Mi hija se casó con un alemán y se fue a vivir a Berlín. Yo viví con ellos durante dos años, ayudándoles con las tareas del hogar y cuidando de mi nieto.
Mi hija y su marido trabajaban en la misma empresa y llegaban tarde a casa. Pensaba que podría quedarme con ellos para siempre, pero estaba equivocada. Un día, el marido de mi hija me dijo que ya no necesitaban mi ayuda y me pidió amablemente que buscara otro sitio para vivir. Al mes siguiente, ya estaba de vuelta en Madrid. Pero la bienvenida tampoco fue la que esperaba.
Mientras estuve en Alemania, mi hijo se había separado de su primera esposa. Dejó el piso de ella y se instaló en el mío, trayendo consigo a su nueva esposa, que además estaba embarazada. Ni siquiera se le ocurrió preguntarme si estaba de acuerdo.

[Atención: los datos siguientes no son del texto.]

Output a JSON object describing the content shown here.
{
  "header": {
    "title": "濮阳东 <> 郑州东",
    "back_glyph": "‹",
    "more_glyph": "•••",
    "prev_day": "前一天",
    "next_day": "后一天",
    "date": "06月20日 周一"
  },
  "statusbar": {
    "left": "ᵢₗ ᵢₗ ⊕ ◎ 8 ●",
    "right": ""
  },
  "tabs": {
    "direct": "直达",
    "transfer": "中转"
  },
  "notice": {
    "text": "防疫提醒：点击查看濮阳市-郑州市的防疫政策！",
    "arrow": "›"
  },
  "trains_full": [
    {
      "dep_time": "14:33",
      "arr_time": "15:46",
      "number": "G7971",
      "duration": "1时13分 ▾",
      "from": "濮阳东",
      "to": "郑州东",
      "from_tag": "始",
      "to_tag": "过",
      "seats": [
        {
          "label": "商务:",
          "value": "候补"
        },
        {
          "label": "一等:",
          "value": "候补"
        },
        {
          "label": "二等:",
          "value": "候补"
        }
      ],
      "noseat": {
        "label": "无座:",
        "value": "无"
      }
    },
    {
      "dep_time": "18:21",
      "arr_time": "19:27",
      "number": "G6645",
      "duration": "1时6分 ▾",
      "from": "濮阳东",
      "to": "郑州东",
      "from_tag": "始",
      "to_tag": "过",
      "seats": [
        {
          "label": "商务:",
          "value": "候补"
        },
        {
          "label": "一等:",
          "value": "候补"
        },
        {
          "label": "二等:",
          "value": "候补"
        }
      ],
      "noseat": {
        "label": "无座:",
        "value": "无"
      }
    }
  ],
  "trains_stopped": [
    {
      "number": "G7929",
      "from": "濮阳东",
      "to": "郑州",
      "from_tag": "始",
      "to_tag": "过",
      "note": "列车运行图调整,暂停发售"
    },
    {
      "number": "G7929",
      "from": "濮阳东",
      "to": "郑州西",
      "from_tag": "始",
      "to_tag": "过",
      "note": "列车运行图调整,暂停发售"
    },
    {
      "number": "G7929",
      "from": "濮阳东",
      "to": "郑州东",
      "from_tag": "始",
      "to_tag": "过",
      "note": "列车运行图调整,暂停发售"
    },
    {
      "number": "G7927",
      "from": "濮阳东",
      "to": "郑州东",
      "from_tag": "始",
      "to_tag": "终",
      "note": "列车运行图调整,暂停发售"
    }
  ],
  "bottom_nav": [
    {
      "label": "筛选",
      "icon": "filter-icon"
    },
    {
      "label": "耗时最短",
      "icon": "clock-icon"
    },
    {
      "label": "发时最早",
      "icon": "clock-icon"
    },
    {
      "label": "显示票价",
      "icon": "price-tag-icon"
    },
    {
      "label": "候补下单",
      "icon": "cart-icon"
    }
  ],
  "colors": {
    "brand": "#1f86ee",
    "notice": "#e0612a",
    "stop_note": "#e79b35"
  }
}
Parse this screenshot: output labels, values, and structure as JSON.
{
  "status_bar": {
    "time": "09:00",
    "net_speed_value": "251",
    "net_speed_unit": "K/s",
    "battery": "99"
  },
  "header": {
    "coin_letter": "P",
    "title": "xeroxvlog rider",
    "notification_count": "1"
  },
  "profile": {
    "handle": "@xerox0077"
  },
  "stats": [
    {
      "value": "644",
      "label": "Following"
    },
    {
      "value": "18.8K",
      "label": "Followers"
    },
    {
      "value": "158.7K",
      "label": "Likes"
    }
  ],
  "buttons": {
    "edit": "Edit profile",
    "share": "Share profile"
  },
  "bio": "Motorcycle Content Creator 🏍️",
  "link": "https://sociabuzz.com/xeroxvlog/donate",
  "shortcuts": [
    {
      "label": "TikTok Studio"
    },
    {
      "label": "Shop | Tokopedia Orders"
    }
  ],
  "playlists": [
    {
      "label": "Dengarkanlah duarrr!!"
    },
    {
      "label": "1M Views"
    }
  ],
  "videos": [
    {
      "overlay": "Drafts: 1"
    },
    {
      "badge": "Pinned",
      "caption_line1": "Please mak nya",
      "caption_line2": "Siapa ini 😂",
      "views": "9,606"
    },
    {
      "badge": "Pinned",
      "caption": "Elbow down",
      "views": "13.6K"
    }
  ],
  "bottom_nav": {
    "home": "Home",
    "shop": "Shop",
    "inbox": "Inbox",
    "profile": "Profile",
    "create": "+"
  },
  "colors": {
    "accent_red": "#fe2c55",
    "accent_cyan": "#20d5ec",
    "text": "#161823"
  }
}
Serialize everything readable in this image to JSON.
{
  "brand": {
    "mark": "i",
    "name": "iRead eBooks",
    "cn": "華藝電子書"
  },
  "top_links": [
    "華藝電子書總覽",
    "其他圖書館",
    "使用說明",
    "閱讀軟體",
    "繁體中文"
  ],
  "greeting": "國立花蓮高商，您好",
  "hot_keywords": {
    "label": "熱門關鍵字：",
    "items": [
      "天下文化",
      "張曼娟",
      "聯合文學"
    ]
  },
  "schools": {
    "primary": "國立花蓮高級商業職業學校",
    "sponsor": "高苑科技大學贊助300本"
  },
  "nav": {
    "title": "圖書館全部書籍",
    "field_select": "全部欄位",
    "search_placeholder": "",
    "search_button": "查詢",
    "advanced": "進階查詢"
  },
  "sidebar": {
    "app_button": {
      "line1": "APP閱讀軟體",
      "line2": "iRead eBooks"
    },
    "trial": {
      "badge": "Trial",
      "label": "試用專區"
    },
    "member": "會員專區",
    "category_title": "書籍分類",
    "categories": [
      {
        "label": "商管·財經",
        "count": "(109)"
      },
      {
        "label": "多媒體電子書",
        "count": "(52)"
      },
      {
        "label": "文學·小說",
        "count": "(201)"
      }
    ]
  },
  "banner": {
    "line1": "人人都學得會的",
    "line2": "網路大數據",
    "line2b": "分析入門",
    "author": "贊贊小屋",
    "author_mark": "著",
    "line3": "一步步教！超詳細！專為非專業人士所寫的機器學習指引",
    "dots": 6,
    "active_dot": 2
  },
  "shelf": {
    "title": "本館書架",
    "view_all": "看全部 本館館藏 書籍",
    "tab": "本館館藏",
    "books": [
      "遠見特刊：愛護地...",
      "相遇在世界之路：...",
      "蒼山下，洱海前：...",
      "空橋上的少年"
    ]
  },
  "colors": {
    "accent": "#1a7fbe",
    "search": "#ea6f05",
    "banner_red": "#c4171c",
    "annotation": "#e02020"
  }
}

¿Qué debía hacer yo entonces? ¿Echar a mi hijo y a su mujer embarazada? No era capaz. Pero, ¿cómo podíamos vivir tres personas, y pronto cuatro, en un piso de una sola habitación? Además, ni mi hijo ni yo tenemos dinero suficiente para alquilar otro piso. Llamé a mi hija para contarle lo que pasaba. Esperaba que al menos intentara comprenderme o que me devolviera la llamada, pero no lo hizo. Me dolió, pero entiendo que cada uno tiene su visión de la vida.
Puedo comprender la actitud de mi hijo; no esperaba que yo volviera. Ahora tengo que dormir en el sofá de la cocina. Durante el día salgo de casa, hago la compra, visito viejas amigas en el barrio y paso por donde trabajaba antes para hablar un rato con mis excompañeras. Con mi hijo hablo normalmente, sin discutir, pero mi nuera ni me mira. Está claro que no le agrada mi presencia en el piso.
Jamás pensé que, al cumplir sesenta años, me sentiría de más en mi propia casa y que otra mujer mandaría en lo que fue siempre mi hogar. Mi hijo solo piensa en su mujer embarazada y no se preocupa demasiado por la cuestión de la vivienda.
Estoy buscando trabajo de media jornada. Los padres de mi nuera viven en un pueblo de Castilla. Tal vez debería sugerirle a mi nuera que se muden allí, pero no sé si mi hijo encontraría un empleo en una localidad tan pequeña. Dudo mucho que eso sea posible. No termino de decidir qué hacer…
He aprendido que la vida cambia y que debemos adaptarnos, aunque duela. Cuando damos todo por los nuestros, es posible que no recibamos lo mismo a cambio, pero aun así, la generosidad y el amor familiar siguen siendo nuestra mayor riqueza.